Factors in Assessing Risks

Partly adapted from material prepared by Anne L. Ganley, PhD, for the Family Violence Prevention Fund

  • History of violent behavior
    • Generally, prior violence is the best predictor of future violence. Offenders with prior domestic violence or assault and battery arrests are at a high risk of re-offending.

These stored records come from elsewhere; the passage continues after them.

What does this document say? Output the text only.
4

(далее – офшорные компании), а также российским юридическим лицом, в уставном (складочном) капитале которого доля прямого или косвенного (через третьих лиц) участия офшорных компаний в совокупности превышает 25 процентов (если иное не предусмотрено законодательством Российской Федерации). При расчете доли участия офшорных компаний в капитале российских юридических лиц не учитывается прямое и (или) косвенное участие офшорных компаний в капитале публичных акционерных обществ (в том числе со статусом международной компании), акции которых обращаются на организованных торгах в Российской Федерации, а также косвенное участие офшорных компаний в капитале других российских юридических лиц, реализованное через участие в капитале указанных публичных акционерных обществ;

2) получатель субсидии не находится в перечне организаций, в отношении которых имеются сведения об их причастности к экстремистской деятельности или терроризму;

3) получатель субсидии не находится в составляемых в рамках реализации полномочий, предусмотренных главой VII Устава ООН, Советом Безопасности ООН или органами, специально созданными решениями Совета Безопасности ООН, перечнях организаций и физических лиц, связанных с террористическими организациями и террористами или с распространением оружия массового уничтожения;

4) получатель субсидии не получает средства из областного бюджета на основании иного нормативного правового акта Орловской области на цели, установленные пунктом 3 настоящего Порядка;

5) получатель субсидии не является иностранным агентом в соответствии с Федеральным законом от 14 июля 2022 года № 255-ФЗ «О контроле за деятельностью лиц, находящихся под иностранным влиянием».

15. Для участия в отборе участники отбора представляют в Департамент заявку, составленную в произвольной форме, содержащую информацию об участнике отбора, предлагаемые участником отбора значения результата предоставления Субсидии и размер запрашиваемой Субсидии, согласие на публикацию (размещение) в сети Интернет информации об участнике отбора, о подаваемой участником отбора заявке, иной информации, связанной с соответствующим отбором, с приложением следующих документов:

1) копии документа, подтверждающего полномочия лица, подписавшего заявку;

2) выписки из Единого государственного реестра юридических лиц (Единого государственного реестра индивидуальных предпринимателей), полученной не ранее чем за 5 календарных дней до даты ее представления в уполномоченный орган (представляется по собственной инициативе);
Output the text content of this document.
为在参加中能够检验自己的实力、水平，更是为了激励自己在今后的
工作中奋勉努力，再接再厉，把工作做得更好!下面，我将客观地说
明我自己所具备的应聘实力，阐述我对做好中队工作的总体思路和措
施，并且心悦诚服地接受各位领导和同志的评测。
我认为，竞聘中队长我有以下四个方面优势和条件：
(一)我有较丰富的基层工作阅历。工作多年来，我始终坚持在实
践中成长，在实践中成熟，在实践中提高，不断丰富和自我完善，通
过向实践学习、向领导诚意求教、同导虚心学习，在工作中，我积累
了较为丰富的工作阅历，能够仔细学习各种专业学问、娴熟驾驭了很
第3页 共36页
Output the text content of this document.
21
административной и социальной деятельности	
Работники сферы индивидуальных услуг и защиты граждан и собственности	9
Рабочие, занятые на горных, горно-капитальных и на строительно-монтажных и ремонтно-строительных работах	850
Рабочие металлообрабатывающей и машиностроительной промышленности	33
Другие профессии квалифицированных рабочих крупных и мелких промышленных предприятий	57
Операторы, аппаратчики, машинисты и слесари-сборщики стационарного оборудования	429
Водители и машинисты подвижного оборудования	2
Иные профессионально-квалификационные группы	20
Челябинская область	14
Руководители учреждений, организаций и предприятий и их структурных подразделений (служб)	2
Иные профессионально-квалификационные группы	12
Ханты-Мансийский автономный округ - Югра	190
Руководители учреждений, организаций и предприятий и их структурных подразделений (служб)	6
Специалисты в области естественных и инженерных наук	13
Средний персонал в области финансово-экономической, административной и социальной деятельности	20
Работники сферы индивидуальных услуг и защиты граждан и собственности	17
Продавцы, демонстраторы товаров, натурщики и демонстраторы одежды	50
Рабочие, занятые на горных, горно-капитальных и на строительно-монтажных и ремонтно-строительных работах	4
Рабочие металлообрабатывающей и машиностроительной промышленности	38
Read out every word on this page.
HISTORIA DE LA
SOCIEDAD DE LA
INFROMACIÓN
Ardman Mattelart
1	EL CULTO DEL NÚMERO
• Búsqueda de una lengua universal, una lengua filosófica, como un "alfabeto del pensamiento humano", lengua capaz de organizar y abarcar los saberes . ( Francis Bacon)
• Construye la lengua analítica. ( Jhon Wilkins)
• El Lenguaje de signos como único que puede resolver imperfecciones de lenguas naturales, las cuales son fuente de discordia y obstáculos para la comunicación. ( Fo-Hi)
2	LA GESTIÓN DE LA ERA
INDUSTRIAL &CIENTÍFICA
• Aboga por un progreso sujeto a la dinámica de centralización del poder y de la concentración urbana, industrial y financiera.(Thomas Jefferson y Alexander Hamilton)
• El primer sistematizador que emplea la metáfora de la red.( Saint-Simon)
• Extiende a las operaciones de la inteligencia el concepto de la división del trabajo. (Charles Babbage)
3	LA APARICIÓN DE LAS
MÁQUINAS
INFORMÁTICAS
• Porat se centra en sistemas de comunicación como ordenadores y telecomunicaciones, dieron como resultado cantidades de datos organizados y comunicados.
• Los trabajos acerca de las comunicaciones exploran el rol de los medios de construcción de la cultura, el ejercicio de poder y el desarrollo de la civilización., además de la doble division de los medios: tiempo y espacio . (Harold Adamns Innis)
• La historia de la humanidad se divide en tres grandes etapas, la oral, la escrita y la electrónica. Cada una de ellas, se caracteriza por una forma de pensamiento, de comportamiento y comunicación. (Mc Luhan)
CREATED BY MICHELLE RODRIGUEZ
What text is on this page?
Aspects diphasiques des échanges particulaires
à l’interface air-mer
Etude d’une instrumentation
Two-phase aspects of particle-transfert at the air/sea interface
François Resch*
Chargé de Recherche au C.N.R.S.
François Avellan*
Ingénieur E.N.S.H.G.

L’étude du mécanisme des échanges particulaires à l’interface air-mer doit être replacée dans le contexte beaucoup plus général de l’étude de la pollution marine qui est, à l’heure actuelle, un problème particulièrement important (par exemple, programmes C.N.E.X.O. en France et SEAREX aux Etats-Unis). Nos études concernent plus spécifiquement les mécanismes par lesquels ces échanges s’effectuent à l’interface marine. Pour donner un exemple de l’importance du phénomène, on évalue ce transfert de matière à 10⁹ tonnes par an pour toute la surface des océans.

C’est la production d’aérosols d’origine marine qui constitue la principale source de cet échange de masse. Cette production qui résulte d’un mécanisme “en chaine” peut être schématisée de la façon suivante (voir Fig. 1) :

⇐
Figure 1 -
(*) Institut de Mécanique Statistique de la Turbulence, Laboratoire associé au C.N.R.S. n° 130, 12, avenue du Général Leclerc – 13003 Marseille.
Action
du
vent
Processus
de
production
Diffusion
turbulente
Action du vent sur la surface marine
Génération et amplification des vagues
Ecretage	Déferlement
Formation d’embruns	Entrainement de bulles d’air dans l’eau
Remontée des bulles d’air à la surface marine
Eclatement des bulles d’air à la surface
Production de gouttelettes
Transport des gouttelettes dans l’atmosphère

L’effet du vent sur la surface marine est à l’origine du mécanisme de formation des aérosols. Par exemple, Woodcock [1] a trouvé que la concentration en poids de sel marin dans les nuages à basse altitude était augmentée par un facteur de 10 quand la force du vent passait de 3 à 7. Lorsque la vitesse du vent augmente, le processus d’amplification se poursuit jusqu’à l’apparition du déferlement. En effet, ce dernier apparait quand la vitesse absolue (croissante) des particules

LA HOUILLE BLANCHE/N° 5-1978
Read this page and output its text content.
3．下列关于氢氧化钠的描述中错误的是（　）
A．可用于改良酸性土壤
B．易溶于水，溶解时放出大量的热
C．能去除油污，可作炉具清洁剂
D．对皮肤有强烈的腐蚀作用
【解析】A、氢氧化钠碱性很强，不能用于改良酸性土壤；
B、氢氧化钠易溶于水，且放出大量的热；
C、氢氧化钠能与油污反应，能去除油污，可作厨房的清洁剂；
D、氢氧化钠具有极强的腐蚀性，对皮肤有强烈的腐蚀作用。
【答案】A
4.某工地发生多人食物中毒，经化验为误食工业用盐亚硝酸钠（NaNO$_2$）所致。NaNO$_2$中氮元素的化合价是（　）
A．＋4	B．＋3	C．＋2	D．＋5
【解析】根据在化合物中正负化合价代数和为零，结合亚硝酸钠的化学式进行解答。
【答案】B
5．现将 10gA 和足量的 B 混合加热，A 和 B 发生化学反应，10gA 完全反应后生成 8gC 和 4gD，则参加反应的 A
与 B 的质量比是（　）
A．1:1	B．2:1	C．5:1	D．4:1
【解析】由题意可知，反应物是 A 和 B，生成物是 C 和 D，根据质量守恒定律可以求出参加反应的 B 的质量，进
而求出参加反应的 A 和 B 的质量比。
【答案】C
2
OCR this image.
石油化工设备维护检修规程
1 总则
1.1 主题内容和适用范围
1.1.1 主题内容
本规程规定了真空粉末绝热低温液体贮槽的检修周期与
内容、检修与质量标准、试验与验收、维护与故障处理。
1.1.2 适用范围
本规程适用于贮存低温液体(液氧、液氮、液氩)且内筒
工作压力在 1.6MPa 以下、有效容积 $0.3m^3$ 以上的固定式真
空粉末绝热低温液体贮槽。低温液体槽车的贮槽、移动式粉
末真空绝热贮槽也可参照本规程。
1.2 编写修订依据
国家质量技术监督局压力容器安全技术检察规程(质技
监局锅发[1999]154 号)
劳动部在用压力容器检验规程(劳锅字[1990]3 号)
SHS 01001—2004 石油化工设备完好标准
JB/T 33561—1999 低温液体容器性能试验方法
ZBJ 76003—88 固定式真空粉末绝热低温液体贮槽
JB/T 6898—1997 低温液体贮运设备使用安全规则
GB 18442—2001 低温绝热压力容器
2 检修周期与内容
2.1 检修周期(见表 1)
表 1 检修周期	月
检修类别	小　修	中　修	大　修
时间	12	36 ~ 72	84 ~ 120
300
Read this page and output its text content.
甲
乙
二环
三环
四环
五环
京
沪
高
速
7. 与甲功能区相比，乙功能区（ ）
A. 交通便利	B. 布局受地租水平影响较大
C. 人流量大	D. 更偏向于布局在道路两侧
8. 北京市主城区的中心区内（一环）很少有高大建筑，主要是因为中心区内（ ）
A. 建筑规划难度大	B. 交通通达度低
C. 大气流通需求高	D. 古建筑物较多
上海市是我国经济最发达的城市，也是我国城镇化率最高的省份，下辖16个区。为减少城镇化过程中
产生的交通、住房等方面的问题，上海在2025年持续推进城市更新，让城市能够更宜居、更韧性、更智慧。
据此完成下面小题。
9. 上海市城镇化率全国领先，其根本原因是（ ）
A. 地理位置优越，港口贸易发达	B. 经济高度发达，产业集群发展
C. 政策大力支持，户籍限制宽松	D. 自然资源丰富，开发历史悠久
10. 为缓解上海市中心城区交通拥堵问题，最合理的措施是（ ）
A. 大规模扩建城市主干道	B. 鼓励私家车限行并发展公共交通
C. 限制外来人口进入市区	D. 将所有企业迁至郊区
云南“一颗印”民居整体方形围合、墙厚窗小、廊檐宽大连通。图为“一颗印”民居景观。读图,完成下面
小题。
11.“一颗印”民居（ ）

    • prior restraining orders
    • criminal record
    • frequency/severity of abuse in current and past intimate relationships
    • violence towards others outside of intimate relationship
    • threats to kill others or self
  • Perpetrator's access to victim
  • Perpetrator's state of mind
    • obsession with victim
    • increased risk-taking by perpetrator
    • ignoring consequences
    • depression
    • desperation
  • Individual factors that reduce behavioral controls of perpetrator
    • substance abuse
    • certain medications
    • evidence of a serious mental disorder, such as paranoid schizophenia or bipolar disorder
    • brain damage
  • Situational factors
    • increased autonomy of victim/separation of victim
    • presence of other stressors (e.g., recent loss, job loss)
    • access to weapons
    • past failures of the system to respond appropriately
  • If the perpetrator is your client, and you have reason to believe that a particular other person is at risk of serious harm from your client, you may be legally obliged to take action for the victim's protection. In such a case, it is important that you seek consultation. See Unit 4 for the legal requirements.